Ito Aghayere: Absolutely. It showed a different side to her, a different facet of who she was. It was kind of cool also to be able to pick up and choose different traits that will be brought to the character that I felt could remain, whether it was stillness or her humor or very dry sense of humor. There are certain characteristics that I was like, I want that to anchor these two characters, these two versions of this character in the same world.

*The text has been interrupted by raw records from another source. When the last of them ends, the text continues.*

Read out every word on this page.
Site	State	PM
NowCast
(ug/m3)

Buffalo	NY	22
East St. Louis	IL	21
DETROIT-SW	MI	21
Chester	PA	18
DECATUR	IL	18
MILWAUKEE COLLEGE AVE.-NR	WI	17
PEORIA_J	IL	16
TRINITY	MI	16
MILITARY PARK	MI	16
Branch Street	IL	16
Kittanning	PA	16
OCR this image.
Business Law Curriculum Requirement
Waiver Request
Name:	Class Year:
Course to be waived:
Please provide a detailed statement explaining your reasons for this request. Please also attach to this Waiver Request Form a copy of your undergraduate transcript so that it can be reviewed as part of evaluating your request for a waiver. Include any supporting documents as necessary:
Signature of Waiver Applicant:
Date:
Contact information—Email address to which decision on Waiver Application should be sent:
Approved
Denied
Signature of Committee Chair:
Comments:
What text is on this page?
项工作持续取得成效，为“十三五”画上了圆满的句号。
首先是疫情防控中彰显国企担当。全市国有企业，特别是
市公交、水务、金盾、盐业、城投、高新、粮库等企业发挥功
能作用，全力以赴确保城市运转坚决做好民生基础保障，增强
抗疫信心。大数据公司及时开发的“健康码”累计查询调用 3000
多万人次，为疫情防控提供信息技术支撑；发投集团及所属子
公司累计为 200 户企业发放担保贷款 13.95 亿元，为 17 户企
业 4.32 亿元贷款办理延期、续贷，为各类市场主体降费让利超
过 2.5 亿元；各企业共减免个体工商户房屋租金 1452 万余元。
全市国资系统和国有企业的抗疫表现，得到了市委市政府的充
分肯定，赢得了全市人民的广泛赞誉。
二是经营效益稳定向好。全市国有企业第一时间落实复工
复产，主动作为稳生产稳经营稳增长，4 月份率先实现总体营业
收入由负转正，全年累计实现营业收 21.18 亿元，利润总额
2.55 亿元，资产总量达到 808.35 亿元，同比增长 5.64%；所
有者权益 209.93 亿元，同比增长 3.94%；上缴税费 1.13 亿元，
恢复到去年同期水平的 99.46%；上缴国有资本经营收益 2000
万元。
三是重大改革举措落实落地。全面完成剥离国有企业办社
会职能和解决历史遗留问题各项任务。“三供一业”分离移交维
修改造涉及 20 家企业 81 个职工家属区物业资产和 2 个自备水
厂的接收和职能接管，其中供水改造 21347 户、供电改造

Most of your scenes are with Patrick Stewart. That must have been an experience in and of itself, just being able to share the space with him.
Ito Aghayere: It was both parts surreal and intimidating. But once you meet him, you realize just how self-deprecating he is. He’s a Brit, so I guess that comes with the territory. He is so generous with the people he works with, and it releases every tension. It releases all of that stuff. We had our first scene together out of sequence. So chronologically, it was at the end of the episode. Essentially, I was meeting Patrick for the first time and we have to have this level of rapport, where I’ve already pointed a gun in his face. I’ve already ordered him out of my bar. I’ve already done all these things, and now we’re in a moment where he’s won me over. It’s just so wonderful because Patrick has this natural affability. It’s almost like working with him is this invitation into camaraderie, and that’s what he brought. The first day he was just like, “You’re my Guinan.” I was like, “Yes, I am, Sir Patrick Stewart who has been knighted by the Queen of England. I guess I am your Guinan.” It was just such a wonderful welcome into the world and this world that he’s been a captain of for decades. It was such a gift to be able to work with someone who knew the relationship that we would eventually have so that we were able to together put the seeds in the ground for what I hope fans of the show and new viewers of the show will be able to get a sense of. The sense of anticipation perhaps of what this relationship could turn into, even though it might not be there now.

Did you reach out to Whoopi at all? Did you talk to her?
Ito Aghayere: We didn’t work together because of the pandemic. Everyone who was on Star Trek essentially was shooting things out of sequence because of COVID protocols and all that, so we didn’t get to actually be on set together. I still have hopes for that. But what we did kind of come to is an understanding of, okay, so my hair looks like this. What if we do your hair like that? What if we do this? Should we block eyebrows? Let’s kind of mesh our Guinans into one world. There was a lot of collaboration in regards to that.

So even though you weren’t able to work together, you were able to discuss the character?
Ito Aghayere: Not in person, but we were able to kind of collaborate with a lot of the creatives and makeup and hair and special effects to figure out what should be Guinan’s look right now, so it’s not such a huge departure from the Guinan that was established years ago on TNG. So how do we kind of sync all of these Guinan’s so that it feels like they are all in the same world?